Why the Trees Near the Preserve Are Worth Extra Attention?
The forests around Hammond carry a mix of white pine, red oak, sugar maple, and American beech. That last one matters right now. Beech leaf disease has been spreading through southern New Hampshire at a pace that surprised even the state's forest health specialists. The NH Division of Forests and Lands mapped nearly 4,800 acres of it in 2025 alone, and it reached 36 new towns that year.
Beech leaf disease is caused by a nematode. It shows up as dark banding between the leaf veins, and leaves eventually turn leathery and deformed. The tree declines over three to six years depending on its vigor. There is no established treatment. If you have beeches near your property line, or along the edge of a wooded lot near Dunbarton Center Road or Brown Hill Road, this is the time to pay attention.
Emerald ash borer is another story worth knowing. It is now present in nearly every town in southern New Hampshire. Ash trees can look reasonably healthy for a season or two while the larvae feed beneath the bark. By the time dieback becomes obvious in the canopy, the tree has often lost structural integrity. White ash was a common street and yard tree through this part of the state, and many that were never treated are already compromised.
What Pruning Decisions Look Like from Inside the Canopy?

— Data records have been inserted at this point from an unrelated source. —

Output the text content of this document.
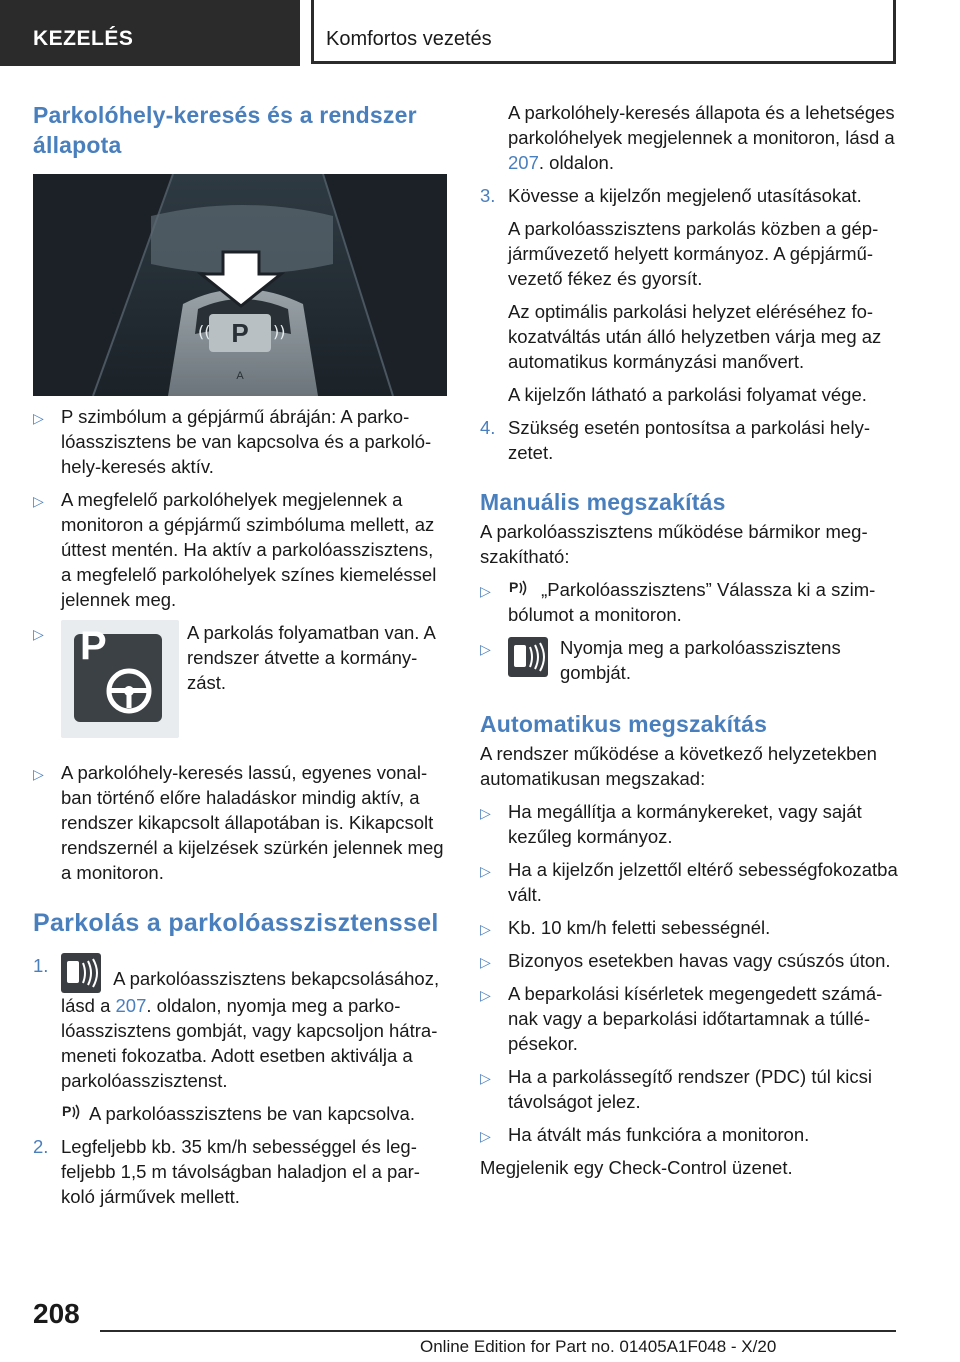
KEZELÉS	Komfortos vezetés
Parkolóhely-keresés és a rendszer állapota
P
((	))
A
▷ P szimbólum a gépjármű ábráján: A parkolóasszisztens be van kapcsolva és a parkolóhely-keresés aktív.
▷ A megfelelő parkolóhelyek megjelennek a monitoron a gépjármű szimbóluma mellett, az úttest mentén. Ha aktív a parkolóasszisztens, a megfelelő parkolóhelyek színes kiemeléssel jelennek meg.
▷ P	A parkolás folyamatban van. A rendszer átvette a kormányzást.
▷ A parkolóhely-keresés lassú, egyenes vonalban történő előre haladáskor mindig aktív, a rendszer kikapcsolt állapotában is. Kikapcsolt rendszernél a kijelzések szürkén jelennek meg a monitoron.
Parkolás a parkolóasszisztenssel
1.
A parkolóasszisztens bekapcsolásához, lásd a 207. oldalon, nyomja meg a parkolóasszisztens gombját, vagy kapcsoljon hátrameneti fokozatba. Adott esetben aktiválja a parkolóasszisztenst.

P A parkolóasszisztens be van kapcsolva.

2. Legfeljebb kb. 35 km/h sebességgel és legfeljebb 1,5 m távolságban haladjon el a parkoló járművek mellett.

A parkolóhely-keresés állapota és a lehetséges parkolóhelyek megjelennek a monitoron, lásd a 207. oldalon.

3. Kövesse a kijelzőn megjelenő utasításokat.

A parkolóasszisztens parkolás közben a gépjárművezető helyett kormányoz. A gépjárművezető fékez és gyorsít.

Az optimális parkolási helyzet eléréséhez fokozatváltás után álló helyzetben várja meg az automatikus kormányzási manővert.

A kijelzőn látható a parkolási folyamat vége.

4. Szükség esetén pontosítsa a parkolási helyzetet.
Manuális megszakítás

A parkolóasszisztens működése bármikor megszakítható:

▷ P „Parkolóasszisztens” Válassza ki a szimbólumot a monitoron.
▷	Nyomja meg a parkolóasszisztens gombját.
Automatikus megszakítás

A rendszer működése a következő helyzetekben automatikusan megszakad:

▷ Ha megállítja a kormánykereket, vagy saját kezűleg kormányoz.
▷ Ha a kijelzőn jelzettől eltérő sebességfokozatba vált.
▷ Kb. 10 km/h feletti sebességnél.
▷ Bizonyos esetekben havas vagy csúszós úton.
▷ A beparkolási kísérletek megengedett számának vagy a beparkolási időtartamnak a túllépésekor.
▷ Ha a parkolássegítő rendszer (PDC) túl kicsi távolságot jelez.
▷ Ha átvált más funkcióra a monitoron.

Megjelenik egy Check-Control üzenet.

208
Online Edition for Part no. 01405A1F048 - X/20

One thing competing content on this topic consistently skips is the actual reasoning process a trained crew uses when they get into a tree. Homeowners tend to think about what needs to come off. We tend to think first about what the tree is trying to do.
A white pine that has been storm-damaged will often put out a flush of competing leaders trying to replace the lost main stem. If two or three of those are left to develop equally, you end up with a structurally weak crown in ten years. Pruning one into dominance while the others are still small is a minor task. Correcting that same problem when the secondary leaders are eight inches in diameter is a much larger conversation.
Wound closure is another concept most homeowners do not think about. When a branch is removed properly, the tree forms a callus ring around the cut. That ring grows slowly from the outside in, and a correctly sized cut from a healthy tree will close over in a few seasons. A cut that is too large, or made flush to the trunk so it removes the branch collar, can leave the tree unable to compartmentalize the wound effectively. That is how decay pockets start.
I am Ryan LaRoche, and I run Tree Fellas out of Loudon. We work throughout this area, including properties near Bow and the surrounding towns in Merrimack County. Homeowners who want to understand what a proper hazard assessment involves before scheduling anything can find out more on our service page.
What the Canopy Myth Actually Costs You?
The practical problem with waiting until a tree looks visibly sick is that by then, your options have often narrowed. A tree with active canopy that has a compromised structure can sometimes be cabled, pruned back, and monitored. A tree that has lost two-thirds of its internal integrity and is now leaning toward a roof does not have the same range of outcomes.
Assessments are inexpensive compared to emergency removals. And emergency removals are inexpensive compared to what happens when a co-dominant stem fails onto something important.
If you want to check how other property owners in this area have experienced the work, our Google Business Profile has a fair picture of what to expect.
A Closing Thought About Trees and the People Who Own Them
There is something about a healthy-looking tree that makes it feel permanent. People live alongside the same red oak for thirty years and start to think of it as part of the house. That connection is real and worth something.
But that tree is also a living system responding to conditions you cannot always see from the ground. It has been managing drought, ice loads, and insect pressure year after year. Giving it a proper look every few years is not a sign of worry. It is just the same kind of attention you would give anything on your property that matters.